La Lazio di oggi? Baroni è un tecnico molto preparato, sta facendo un grandissimo lavoro valorizzando tanti giocatori: inizialmente c'era un po' di scetticismo rispetto a questa scelta, ma, al di là di come finirà la stagione, credo sia stata una scelta azzeccata da parte della società. Probabilmente è un allenatore sottovalutato, sebbene avesse conquistato due salvezze importanti con Verona e Lecce che valgono come degli scudetti. Ha portato la squadra ai quarti di finale di Coppa Italia, è ancora in corsa in Europa League e sta lottando per la Champions in campionato. Sicuramente è una stagione molto dispendiosa che, inevitabilmente, implica anche qualche passo falso, ma credo che la Lazio possa ambire alle posizioni alte della classifica.

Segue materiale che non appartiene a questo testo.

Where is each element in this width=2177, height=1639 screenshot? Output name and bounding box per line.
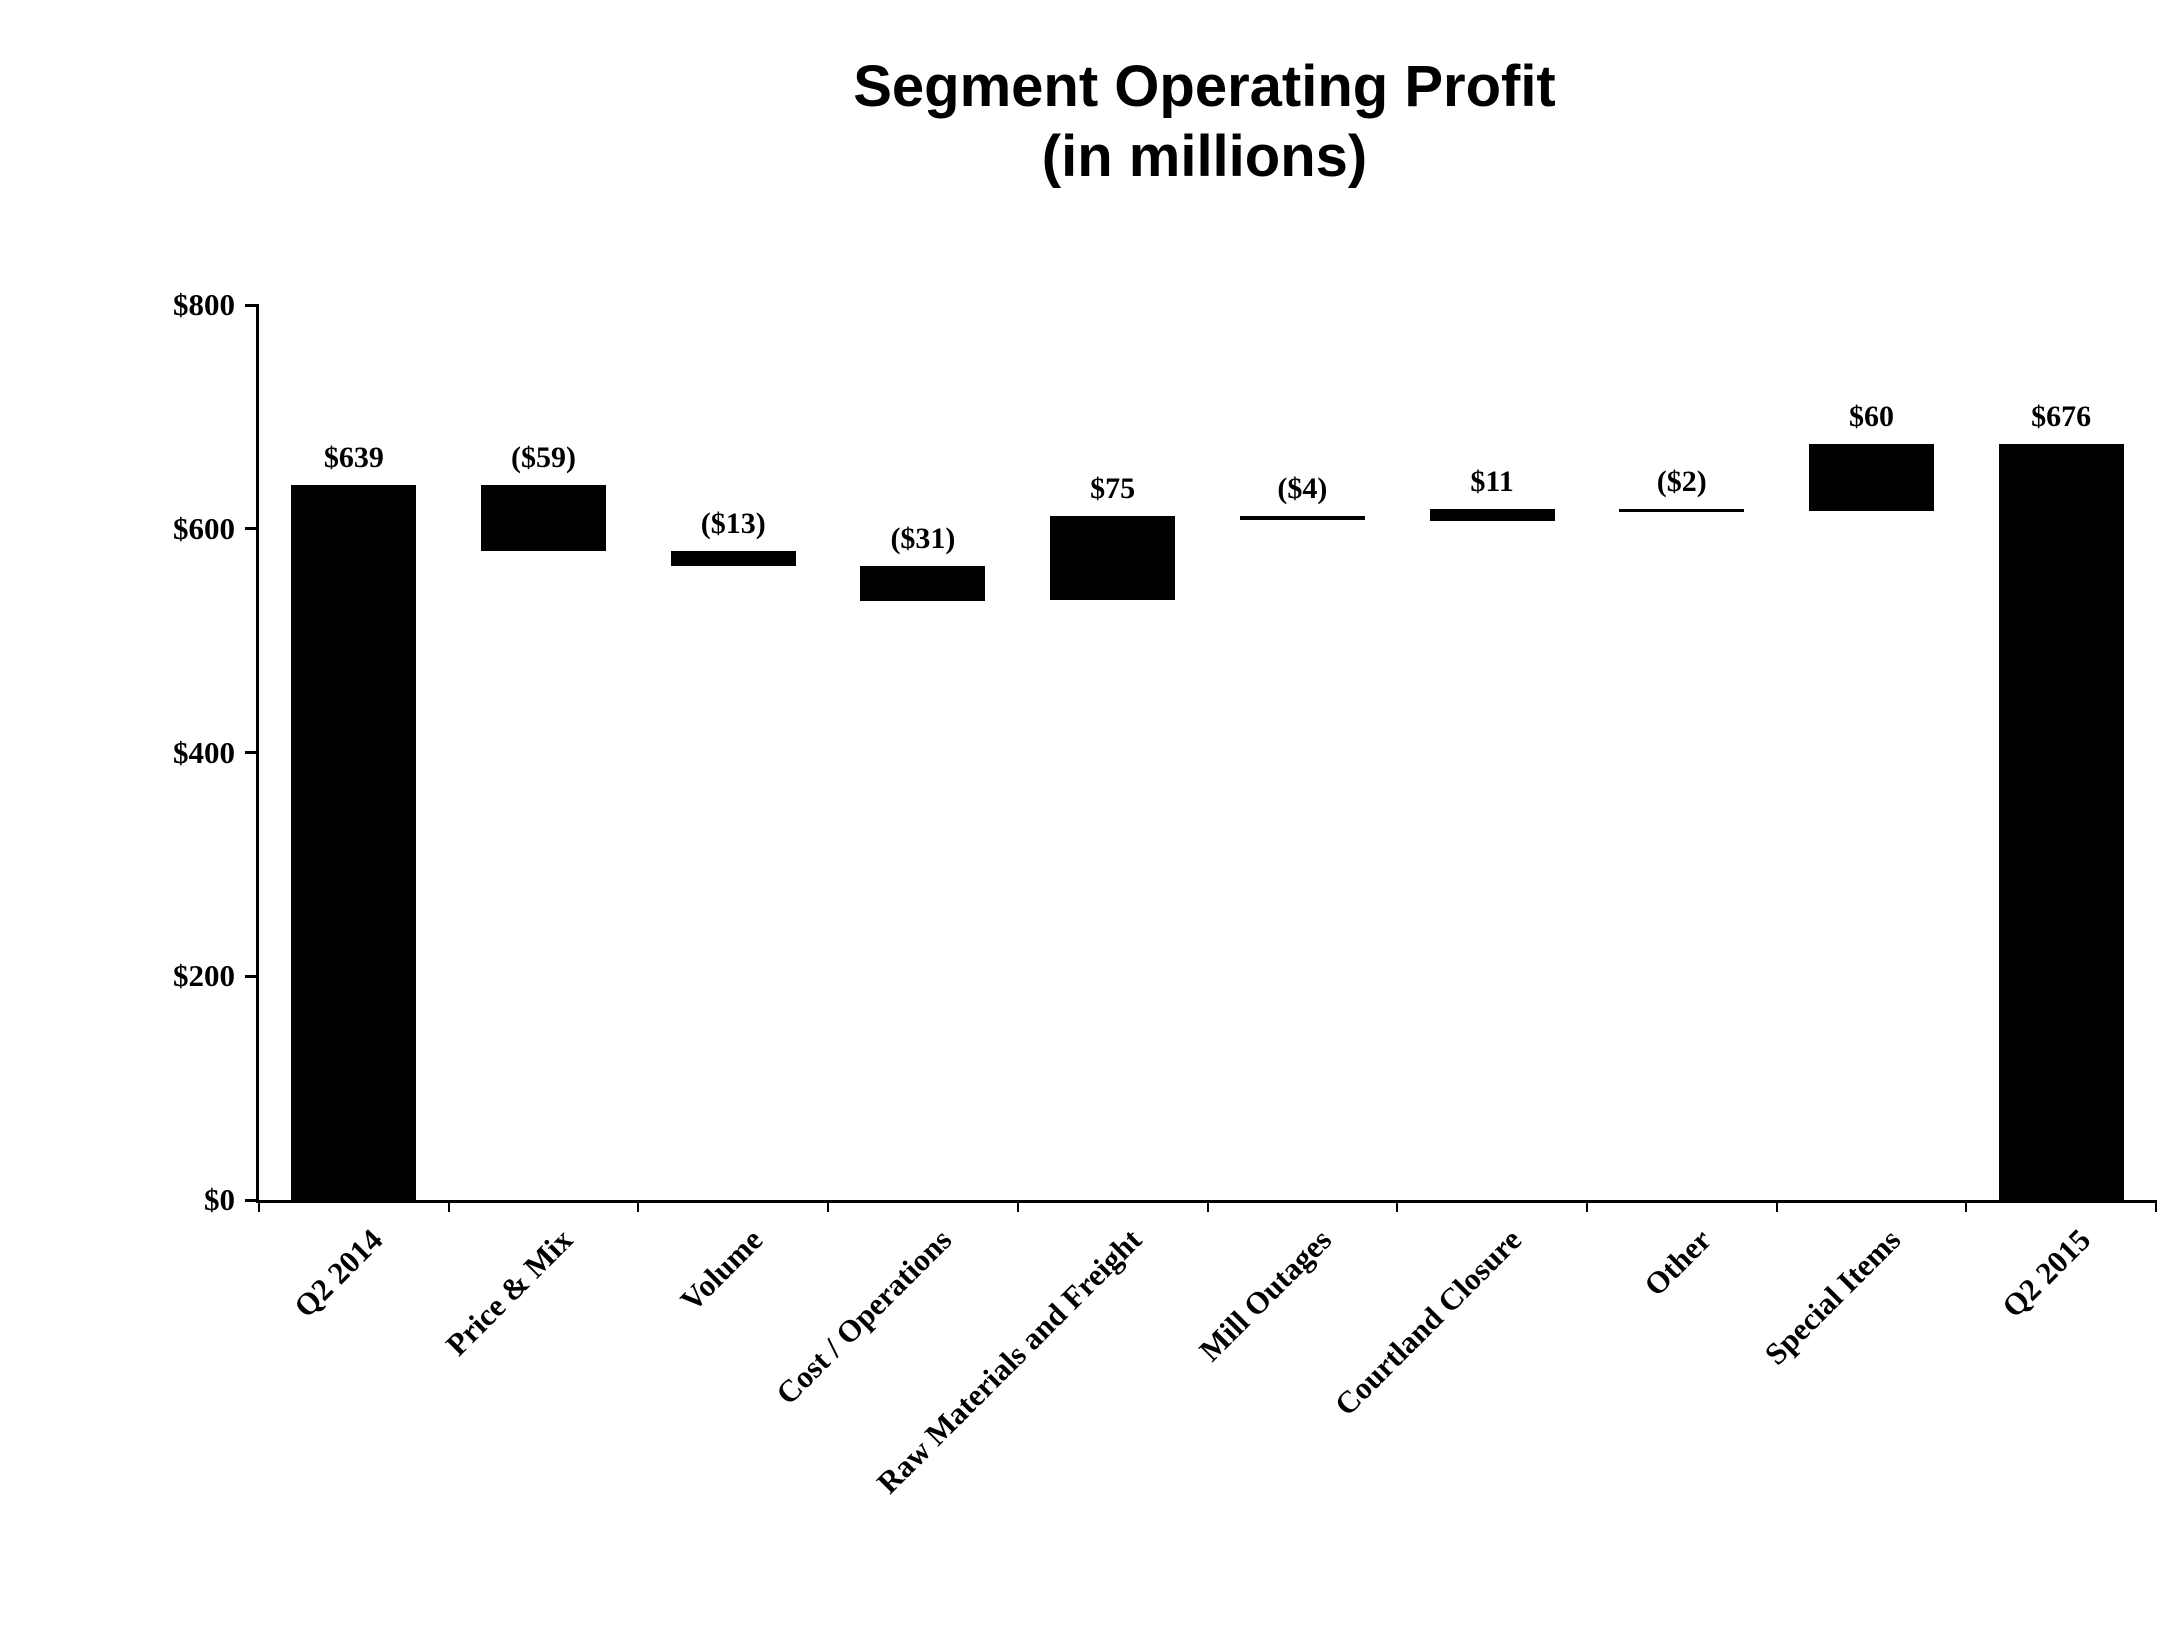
x-axis-label-price-mix: Price & Mix	[438, 1222, 580, 1363]
x-axis-label-q2-2014: Q2 2014	[287, 1222, 390, 1325]
data-label-courtland-closure: $11	[1470, 464, 1514, 498]
x-axis-label-special-items: Special Items	[1757, 1222, 1908, 1372]
plot-area: $0 $200 $400 $600 $800 $639 ($59) ($13) ($31) $75…	[173, 287, 2157, 1217]
data-label-cost-operations: ($31)	[890, 521, 956, 555]
y-axis-tick-600	[245, 527, 259, 531]
x-axis-label-mill-outages: Mill Outages	[1192, 1222, 1339, 1368]
data-label-volume: ($13)	[700, 507, 766, 541]
y-axis-label-400: $400	[173, 734, 235, 770]
x-axis-label-cost-operations: Cost / Operations	[769, 1222, 959, 1412]
x-axis-tick	[637, 1200, 639, 1212]
x-axis-label-q2-2015: Q2 2015	[1994, 1222, 2097, 1325]
data-label-special-items: $60	[1848, 399, 1894, 433]
bar-q2-2015	[1999, 444, 2124, 1200]
y-axis-label-800: $800	[173, 287, 235, 322]
bar-mill-outages	[1240, 516, 1365, 520]
data-label-mill-outages: ($4)	[1277, 472, 1328, 506]
x-axis-tick	[1586, 1200, 1588, 1212]
x-axis-tick	[448, 1200, 450, 1212]
data-label-raw-materials-and-freight: $75	[1090, 472, 1136, 506]
bar-cost-operations	[860, 566, 985, 601]
x-axis-tick	[827, 1200, 829, 1212]
y-axis-label-0: $0	[204, 1182, 235, 1217]
y-axis-tick-0	[245, 1198, 259, 1202]
x-axis-tick	[1017, 1200, 1019, 1212]
data-label-q2-2014: $639	[323, 441, 384, 475]
x-axis-tick	[1965, 1200, 1967, 1212]
bar-volume	[671, 551, 796, 566]
x-axis-label-volume: Volume	[673, 1222, 769, 1318]
x-axis-tick	[258, 1200, 260, 1212]
x-axis-label-other: Other	[1636, 1222, 1718, 1303]
x-axis-tick	[1207, 1200, 1209, 1212]
bar-price-mix	[481, 485, 606, 551]
x-axis-tick	[1396, 1200, 1398, 1212]
chart-title-line1: Segment Operating Profit	[853, 54, 1556, 119]
y-axis-tick-800	[245, 303, 259, 307]
y-axis-label-200: $200	[173, 958, 235, 994]
x-axis-label-raw-materials-and-freight: Raw Materials and Freight	[870, 1222, 1149, 1501]
x-axis-labels: Q2 2014 Price & Mix Volume Cost / Operation…	[256, 1222, 2153, 1602]
bar-special-items	[1809, 444, 1934, 511]
y-axis-tick-400	[245, 751, 259, 754]
x-axis-tick	[2155, 1200, 2157, 1212]
data-label-price-mix: ($59)	[511, 441, 577, 475]
chart-title: Segment Operating Profit (in millions)	[256, 52, 2153, 191]
data-label-q2-2015: $676	[2031, 399, 2092, 433]
bar-courtland-closure	[1430, 509, 1555, 521]
bar-q2-2014	[291, 485, 416, 1200]
y-axis-label-600: $600	[173, 510, 235, 546]
y-axis-tick-200	[245, 974, 259, 978]
bar-raw-materials-and-freight	[1050, 516, 1175, 600]
x-axis-label-courtland-closure: Courtland Closure	[1327, 1222, 1528, 1423]
x-axis-tick	[1776, 1200, 1778, 1212]
bar-other	[1619, 509, 1744, 512]
chart-title-line2: (in millions)	[1041, 123, 1368, 189]
data-label-other: ($2)	[1656, 464, 1707, 498]
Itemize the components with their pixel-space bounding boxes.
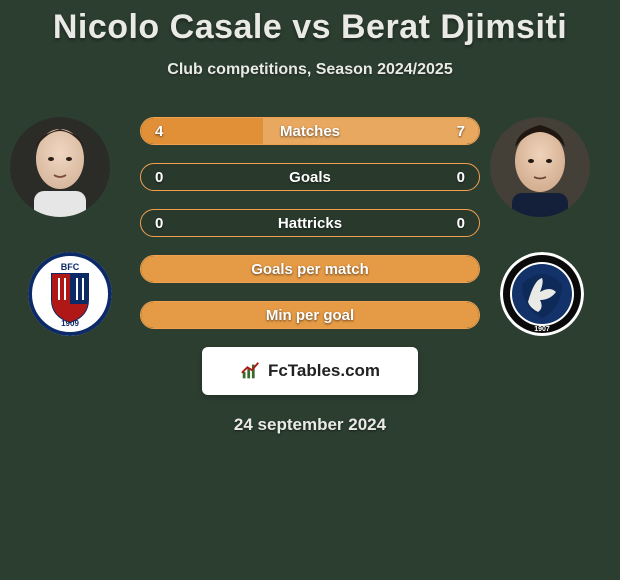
stat-bar: Min per goal: [140, 301, 480, 329]
stat-bar-left-fill: [141, 302, 479, 328]
page-subtitle: Club competitions, Season 2024/2025: [0, 61, 620, 79]
stat-bar-right-value: 7: [457, 118, 465, 144]
stat-bar-right-value: 0: [457, 210, 465, 236]
snapshot-date: 24 september 2024: [0, 415, 620, 435]
stat-bar-right-value: 0: [457, 164, 465, 190]
stat-bars: 47Matches00Goals00HattricksGoals per mat…: [140, 117, 480, 329]
stat-bar-left-value: 0: [155, 210, 163, 236]
club-crest-icon: BFC 1909: [28, 252, 112, 336]
stat-bar: Goals per match: [140, 255, 480, 283]
player-right-avatar: [490, 117, 590, 217]
club-right-badge: 1907: [500, 252, 584, 336]
chart-icon: [240, 360, 262, 382]
stat-bar: 0 0Hattricks: [140, 209, 480, 237]
player-left-avatar: [10, 117, 110, 217]
stat-bar-label: Hattricks: [141, 210, 479, 236]
brand-logo: FcTables.com: [202, 347, 418, 395]
svg-text:BFC: BFC: [61, 262, 80, 272]
stat-bar-left-value: 0: [155, 164, 163, 190]
avatar-placeholder-icon: [10, 117, 110, 217]
page-title: Nicolo Casale vs Berat Djimsiti: [0, 0, 620, 47]
svg-text:1907: 1907: [534, 326, 550, 333]
club-left-badge: BFC 1909: [28, 252, 112, 336]
brand-logo-text: FcTables.com: [268, 361, 380, 381]
club-crest-icon: 1907: [500, 252, 584, 336]
stat-bar-right-fill: [263, 118, 479, 144]
stat-bar: 0 0Goals: [140, 163, 480, 191]
stat-bar-label: Goals: [141, 164, 479, 190]
stat-bar-left-value: 4: [155, 118, 163, 144]
stat-bar: 47Matches: [140, 117, 480, 145]
avatar-placeholder-icon: [490, 117, 590, 217]
stat-bar-left-fill: [141, 256, 479, 282]
comparison-panel: BFC 1909 1907 47Mat: [0, 117, 620, 435]
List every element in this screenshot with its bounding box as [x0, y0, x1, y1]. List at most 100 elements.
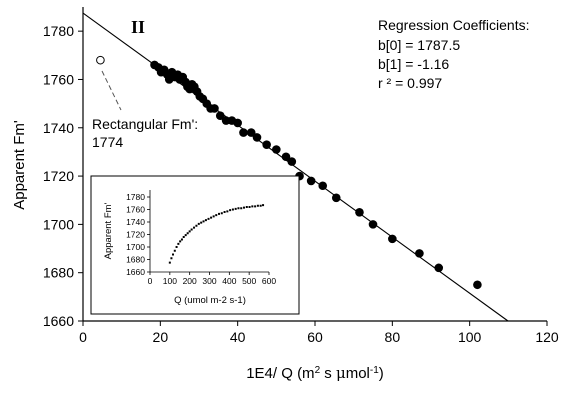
x-tick-label: 120	[535, 329, 559, 345]
y-tick-label: 1680	[43, 265, 74, 281]
y-tick-label: 1660	[43, 313, 74, 329]
panel-label: II	[131, 17, 145, 37]
data-point	[368, 220, 378, 229]
main-ticks: 0 20 40 60 80 100 120 1660 1680 1700 1720 1740 1760 1…	[43, 23, 559, 345]
inset-data-point	[245, 206, 248, 208]
inset-x-axis-title: Q (umol m-2 s-1)	[174, 295, 246, 306]
x-axis-title: 1E4/ Q (m2 s μmol-1)	[246, 364, 384, 382]
data-point	[239, 128, 248, 137]
inset-data-point	[190, 228, 193, 231]
data-point	[355, 208, 364, 217]
inset-data-point	[193, 226, 196, 229]
annotation-label: Rectangular Fm':	[92, 116, 198, 132]
inset-data-point	[207, 217, 210, 220]
data-point	[318, 181, 328, 191]
inset-data-point	[254, 205, 257, 208]
inset-x-tick-label: 200	[183, 276, 197, 286]
inset-data-point	[229, 209, 232, 212]
main-plot: 0 20 40 60 80 100 120 1660 1680 1700 1720 1740 1760 1…	[11, 7, 559, 382]
x-tick-label: 60	[307, 329, 323, 345]
annotation-leader	[101, 70, 122, 111]
data-point	[473, 280, 482, 290]
inset-data-point	[231, 208, 234, 211]
regression-title: Regression Coefficients:	[378, 17, 529, 33]
x-tick-label: 20	[153, 329, 169, 345]
inset-data-point	[184, 234, 187, 237]
regression-r2: r ² = 0.997	[378, 75, 442, 91]
inset-data-point	[212, 215, 215, 218]
inset-data-point	[177, 242, 180, 245]
inset-data-point	[240, 207, 243, 210]
data-point	[287, 157, 297, 166]
data-point	[272, 145, 281, 154]
inset-y-tick-label: 1760	[126, 205, 145, 215]
inset-y-tick-label: 1660	[126, 267, 145, 277]
y-tick-label: 1700	[43, 216, 74, 232]
data-point	[306, 176, 316, 186]
y-axis-title: Apparent Fm'	[11, 120, 28, 210]
inset-data-point	[248, 206, 251, 208]
inset-data-point	[215, 214, 218, 217]
y-tick-label: 1740	[43, 120, 74, 136]
inset-data-point	[234, 207, 237, 210]
inset-y-tick-label: 1720	[126, 230, 145, 240]
data-point	[388, 234, 397, 244]
inset-data-point	[175, 246, 178, 248]
inset-x-tick-label: 300	[202, 276, 216, 286]
data-point	[281, 152, 291, 162]
inset-data-point	[172, 253, 175, 256]
inset-x-tick-label: 400	[222, 276, 236, 286]
inset-data-point	[179, 240, 182, 243]
inset-data-point	[188, 230, 191, 233]
inset-data-point	[182, 236, 185, 238]
x-tick-label: 80	[385, 329, 401, 345]
inset-data-point	[256, 204, 259, 207]
y-tick-label: 1760	[43, 71, 74, 87]
inset-data-point	[173, 249, 176, 252]
inset-chart: 0 100 200 300 400 500 600 1660 1680 1700 1720 1740 1…	[90, 175, 300, 315]
inset-data-point	[197, 222, 200, 225]
inset-data-point	[180, 238, 183, 241]
inset-y-tick-label: 1740	[126, 217, 145, 227]
data-point	[331, 193, 341, 203]
inset-data-point	[170, 257, 173, 260]
inset-y-tick-label: 1680	[126, 255, 145, 265]
inset-data-point	[262, 204, 265, 207]
inset-x-tick-label: 100	[163, 276, 177, 286]
annotation-value: 1774	[92, 134, 123, 150]
data-point	[233, 118, 242, 128]
inset-data-point	[168, 261, 171, 264]
inset-data-point	[210, 216, 213, 219]
y-tick-label: 1720	[43, 168, 74, 184]
inset-x-tick-label: 500	[242, 276, 256, 286]
rectangular-fm-point	[96, 55, 105, 65]
inset-ticks: 0 100 200 300 400 500 600 1660 1680 1700 1720 1740 1…	[126, 192, 276, 286]
x-tick-label: 0	[79, 329, 87, 345]
inset-data-point	[226, 210, 229, 213]
y-tick-label: 1780	[43, 23, 74, 39]
inset-data-point	[220, 212, 223, 215]
inset-data-point	[218, 212, 221, 215]
data-point	[434, 263, 444, 273]
data-point	[415, 249, 424, 258]
inset-data-point	[200, 221, 203, 224]
data-point	[262, 140, 271, 149]
inset-data-point	[251, 205, 254, 208]
inset-data-point	[259, 204, 262, 207]
inset-data-point	[243, 206, 246, 209]
data-point	[210, 104, 219, 113]
data-point	[252, 133, 262, 142]
x-tick-label: 40	[230, 329, 246, 345]
data-point	[215, 111, 225, 120]
inset-data-point	[195, 224, 198, 227]
inset-data-point	[204, 219, 207, 222]
x-tick-label: 100	[458, 329, 482, 345]
data-point	[246, 128, 256, 137]
inset-y-tick-label: 1780	[126, 192, 145, 202]
regression-b0: b[0] = 1787.5	[378, 37, 460, 53]
inset-data-point	[223, 211, 226, 213]
inset-x-tick-label: 0	[148, 276, 153, 286]
inset-x-tick-label: 600	[262, 276, 276, 286]
inset-marks	[168, 204, 265, 264]
inset-data-point	[202, 220, 205, 223]
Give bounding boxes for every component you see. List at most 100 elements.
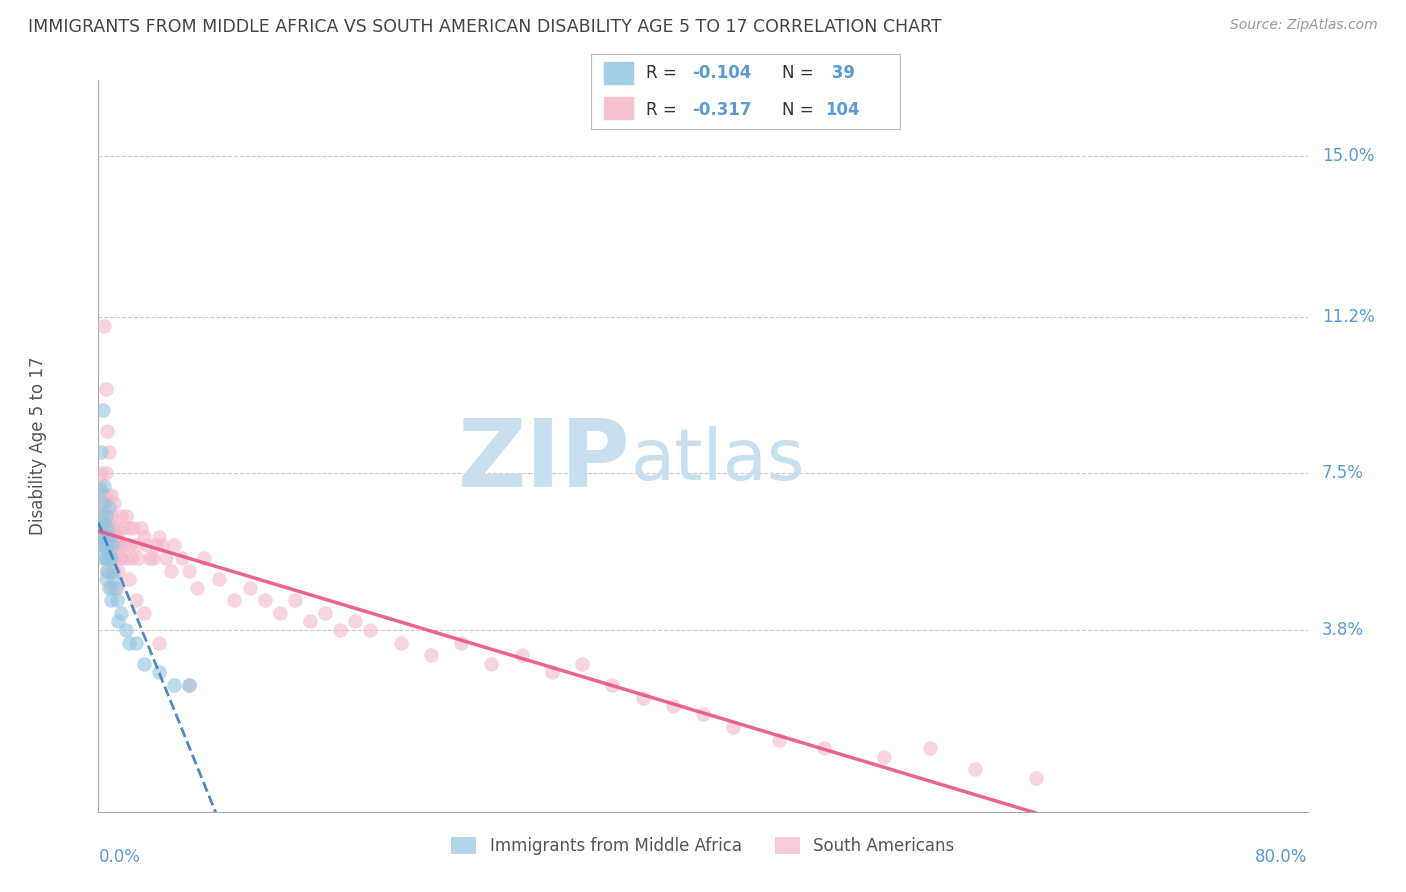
Point: [93, 538, 115, 552]
Text: 7.5%: 7.5%: [1322, 465, 1364, 483]
Point: [193, 551, 215, 566]
Text: Source: ZipAtlas.com: Source: ZipAtlas.com: [1230, 18, 1378, 32]
Point: [101, 508, 124, 523]
Point: [89, 483, 111, 498]
Point: [98, 530, 121, 544]
Point: [127, 551, 149, 566]
Point: [284, 593, 307, 607]
Text: Disability Age 5 to 17: Disability Age 5 to 17: [30, 357, 46, 535]
Point: [208, 572, 231, 586]
Point: [148, 665, 170, 680]
Text: 39: 39: [825, 64, 855, 82]
Point: [100, 551, 122, 566]
Point: [96, 564, 118, 578]
Point: [114, 623, 136, 637]
Point: [105, 581, 128, 595]
Point: [100, 593, 122, 607]
Point: [122, 521, 145, 535]
Point: [813, 741, 835, 756]
Point: [93, 521, 115, 535]
Point: [89, 508, 111, 523]
Point: [179, 678, 201, 692]
Point: [129, 521, 152, 535]
Point: [93, 517, 115, 532]
Point: [105, 521, 128, 535]
Point: [135, 538, 157, 552]
Point: [107, 538, 129, 552]
Point: [115, 551, 138, 566]
Point: [101, 564, 124, 578]
Point: [125, 593, 148, 607]
Bar: [603, 62, 634, 86]
Point: [90, 496, 112, 510]
Point: [510, 648, 533, 663]
Point: [104, 581, 127, 595]
Point: [389, 635, 412, 649]
Point: [253, 593, 276, 607]
Point: [108, 538, 131, 552]
Point: [98, 581, 121, 595]
Point: [661, 699, 683, 714]
Point: [118, 521, 141, 535]
Point: [360, 623, 382, 637]
Point: [148, 635, 170, 649]
Text: R =: R =: [647, 64, 682, 82]
Point: [107, 615, 129, 629]
Point: [269, 606, 291, 620]
Point: [91, 508, 114, 523]
Point: [98, 551, 121, 566]
Point: [224, 593, 246, 607]
Point: [110, 551, 132, 566]
Point: [93, 318, 115, 333]
Point: [103, 572, 125, 586]
Point: [96, 538, 118, 552]
Text: 0.0%: 0.0%: [98, 848, 141, 866]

Guardando spesso la Lazio mi rivedo un po' in Mario Gila, giocatore rapido, esplosivo e bravo in copertura. Oggi il ruolo è cambiato: quando giocavo io al difensore si chiedeva di marcare l'uomo e, in tal senso, l'ultimo difensore di quel tipo credo sia stato Chiellini. Oggi al difensore viene chiesto di svolgere un compito diverso: deve avere la capacità di impostare, leggere le situazioni di gioco e spingersi in avanti per dare manforte alla manovra offensiva”.